Welche Förderungen gibt es beim Bausparvertrag?



Ein Bausparvertrag gilt nach wie vor als ein probates Mittel, um sich bereits zu Beginn der Einzahlungsphase ein günstiges Bauspardarlehen zum Zeitpunkt der Zuteilung zu sichern. Normalerweise liegen die Zinsen eines solchen Darlehens unterhalb der Kosten für andere Immobilienkredite und darüber hinaus lassen sich durchaus auch noch staatliche Förderungen in Anspruch nehmen, die das Ganze noch attraktiver gestalten. Nachfolgend soll deshalb aufgezeigt werden, welche Möglichkeiten der Förderung es für einen Bausparvertrag gibt und wie man diese am einfachsten bekommen kann.

Die Wohnungsbauprämie stellt eine attraktive Förderung dar



Die bekannteste und beliebteste staatliche Förderung im Bereich Bausparverträge dürfte die Wohnungsbauprämie darstellen. Diese beträgt pro Person und Kalenderjahr maximal 512 Euro, wobei Ehepaare den doppelten Betrag in Anspruch nehmen können. Eine solche Förderung wird jedoch nur gewährt, wenn man als Single maximal ein zu versteuerndes Einkommen von 25.600 Euro und als Ehepaar einen Jahresverdinest von 51.200 Euro vorweist. Darüber hinaus muss eine Sperrfrist von 7 Jahren eingehalten werden und das Kapital muss nachher für eine Baufinanzierung, eine Modernisierung oder auch eine Renovierung ausgegeben werden, weil ansonsten die Prämie zurückgefordert wird.



Somit beträgt die jährliche Prämie höchstens 45,06 Euro. Ähnlich funktioniert auch die Arbeitnehmersparzulage. Diese erhält man unter der Voraussetzung, dass man Vermögenswirksame Leistungen anspart, zum Beispiel in einen Bausparvertrag, und nicht mehr als jährlich 20.000 Euro (brutto) verdient. Ist das der Fall, bekommt man einmal im Jahr maximal eine Arbeitnehmersparzulage von 42,30 Euro, wenn man einen Bausparvertrag nutzt. Beide Arten der Förderung werden unter anderem für einen Bausparvertrag „vergeben“, der dann wiederum auch in eine Baufinanzierung mit eingebracht werden kann. Das gilt ebenso für die Zulagen der Riester Rente. Diese kann man entweder in einen Bausparvertrag einbringen oder aber einen zuvor angesparten Riester Vertrag unschädlich zur Tilgung eines Immobilienkredites nutzen. Näheres zu den Zulagen der Riester Rente bzw. hier Wohnriester finden Sie unter der Rubrik Riester Rente.

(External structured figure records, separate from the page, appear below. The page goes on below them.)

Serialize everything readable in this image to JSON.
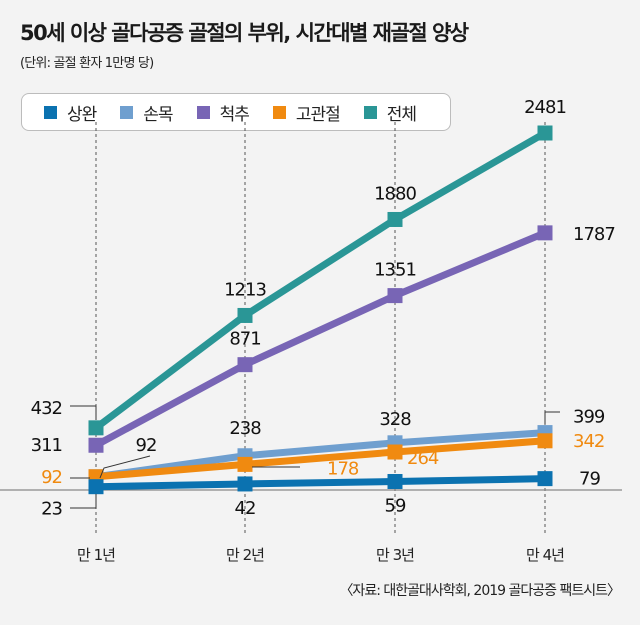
{
  "chart_data": {
    "type": "line",
    "title": "50세 이상 골다공증 골절의 부위, 시간대별 재골절 양상",
    "subtitle": "(단위: 골절 환자 1만명 당)",
    "categories": [
      "만 1년",
      "만 2년",
      "만 3년",
      "만 4년"
    ],
    "series": [
      {
        "name": "상완",
        "color": "#0b72b0",
        "values": [
          23,
          42,
          59,
          79
        ],
        "label_color": "#111111"
      },
      {
        "name": "손목",
        "color": "#6f9fcf",
        "values": [
          92,
          238,
          328,
          399
        ],
        "label_color": "#111111"
      },
      {
        "name": "척추",
        "color": "#7865b5",
        "values": [
          311,
          871,
          1351,
          1787
        ],
        "label_color": "#111111"
      },
      {
        "name": "고관절",
        "color": "#f08a10",
        "values": [
          92,
          178,
          264,
          342
        ],
        "label_color": "#f08a10"
      },
      {
        "name": "전체",
        "color": "#2a9696",
        "values": [
          432,
          1213,
          1880,
          2481
        ],
        "label_color": "#111111"
      }
    ],
    "xlabel": "",
    "ylabel": "",
    "ylim": [
      0,
      2481
    ],
    "grid": false,
    "legend_position": "top-left",
    "source": "〈자료: 대한골대사학회, 2019 골다공증 팩트시트〉"
  }
}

Mit der Arbeitnehmersparzulage ebenfalls staatliche Förderungen nutzen



Neben der Wohnungsbauprämie gibt es auch noch die Arbeitnehmersparzulage, die immer dann gewährt wird, wenn man einen Bausparvertrag für seine vermögenswirksamen Leistungen (VL) nutzt. Dabei handelt es sich um freiwillige Beträge, die der Arbeitgeber dem Arbeitnehmer zum Zwecke des Vermögensaufbaus zahlt. Erhält man keine Vermögenswirksamen Leistungen von seinem Arbeitgeber, lässt sich der Bausparvertrag auch aus eigenem Einkommen speisen, wobei die Zahlungen vom Arbeitgeber getätigt werden müssen. Förderfähig ist dabei ein Betrag von 9% der Einzahlungen und die Gesamtförderung beläuft sich auf maximal 470 Euro pro Jahr und Person. Darüber hinaus gelten hier ebenfalls Einkommensgrenzen, die aber geringer festgelegt wurden als für die Wohnungsbauprämie, denn hier gilt als Maximalbetrag für Singles ein zu versteuerndes Einkommen von 17.900 Euro und für Ehepaare 35.800 Euro.

Mit staatlichen Förderungen einen attraktiven Bausparvertrag nutzen



Als Fazit lässt sich festhalten, dass staatliche Förderungen einen Bausparvertrag wirklich zu einer äußerst attraktiven Sparform machen. Wer also in absehbarer Zeit ein Haus bauen möchte oder auf eine Modernisierung seines Eigenheims hinarbeitet, kann sich auf diese Weise günstige Finanzierungskonditionen sichern. Nutzen Sie auf diesem Weg die Vergleichsmöglichkeiten für Bausparverträge, die Ihnen im Internet zur Verfügung gestellt werden, denn auf diesem Weg wird es für Sie sehr einfach, ein besonders attraktives Angebot in Anspruch nehmen zu können.